Warm-Up Exercise Grab a worksheet Begin completing the worksheet in pairs or small groups

Problem 1 Using a proof by contraposition, prove that for any quadratic equation, if the values given by the quadratic formula are real, then that equation crosses the x-axis.

Problem 2 Draw the following situation as a graph: Becky likes Jason & Alex, Chris likes Alex & Becky, Alex likes everyone, and Jason hates everyone, (including himself). Apart from Jason, you may assume that everyone likes themselves.
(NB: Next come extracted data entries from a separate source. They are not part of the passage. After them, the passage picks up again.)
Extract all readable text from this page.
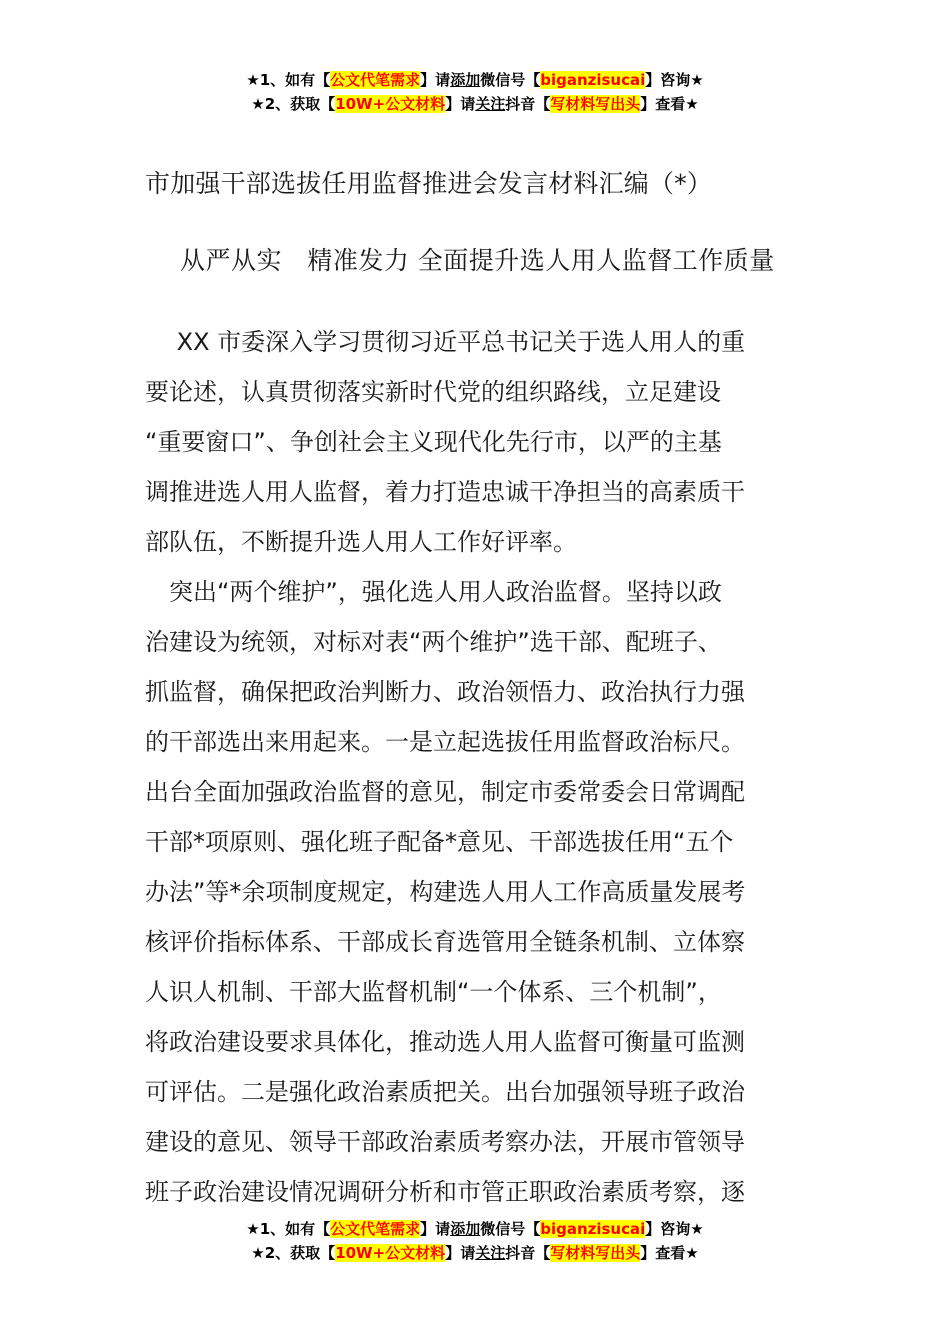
★1、如有【公文代笔需求】请添加微信号【biganzisucai】咨询★
★2、获取【10W+公文材料】请关注抖音【写材料写出头】查看★
市加强干部选拔任用监督推进会发言材料汇编（*）
从严从实   精准发力 全面提升选人用人监督工作质量
　 XX 市委深入学习贯彻习近平总书记关于选人用人的重
要论述，认真贯彻落实新时代党的组织路线，立足建设
“重要窗口”、争创社会主义现代化先行市，以严的主基
调推进选人用人监督，着力打造忠诚干净担当的高素质干
部队伍，不断提升选人用人工作好评率。
　突出“两个维护”，强化选人用人政治监督。坚持以政
治建设为统领，对标对表“两个维护”选干部、配班子、
抓监督，确保把政治判断力、政治领悟力、政治执行力强
的干部选出来用起来。一是立起选拔任用监督政治标尺。
出台全面加强政治监督的意见，制定市委常委会日常调配
干部*项原则、强化班子配备*意见、干部选拔任用“五个
办法”等*余项制度规定，构建选人用人工作高质量发展考
核评价指标体系、干部成长育选管用全链条机制、立体察
人识人机制、干部大监督机制“一个体系、三个机制”，
将政治建设要求具体化，推动选人用人监督可衡量可监测
可评估。二是强化政治素质把关。出台加强领导班子政治
建设的意见、领导干部政治素质考察办法，开展市管领导
班子政治建设情况调研分析和市管正职政治素质考察，逐
★1、如有【公文代笔需求】请添加微信号【biganzisucai】咨询★
★2、获取【10W+公文材料】请关注抖音【写材料写出头】查看★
Problem 3 Draw the following situation as a graph, (like the one from class today): In the domain of all people, everyone is mortal. Alex is nice and he trusts everyone, but no one trusts Alex. Ben and Chris trust each other, but only Ben is nice. Also, assume that everyone trusts themselves. (Note: In this context, “everyone” means Alex, Ben, and Chris. Also, think of the truth relation as a two-way street). T(x, y) = x trusts y M(x) = x is mortal N(x) = x is nice

Problem 4 Given the situation drawn above, translate the following into statements of predicate logic, and then assess the truth of each statement: A. Everyone is mortal. B. Everyone is mortal or nice. C. Everyone trusts someone. D. Everyone who is trustworthy is also nice. E. Someone trusts everyone. F. Everyone trusts someone nice, excluding themselves.

Problem 5 Prove the following claim (by contradiction): There are infinitely many primes.

Quantifier Group Work On a spare piece of paper, please write down any questions or issues that you have with quantifiers. In different groups than those you did your worksheets in, discuss the difficulties you’ve been having with quantifiers. Find a problem from the notes or the textbook that you feel addresses your issue and begin completing this problem in your group.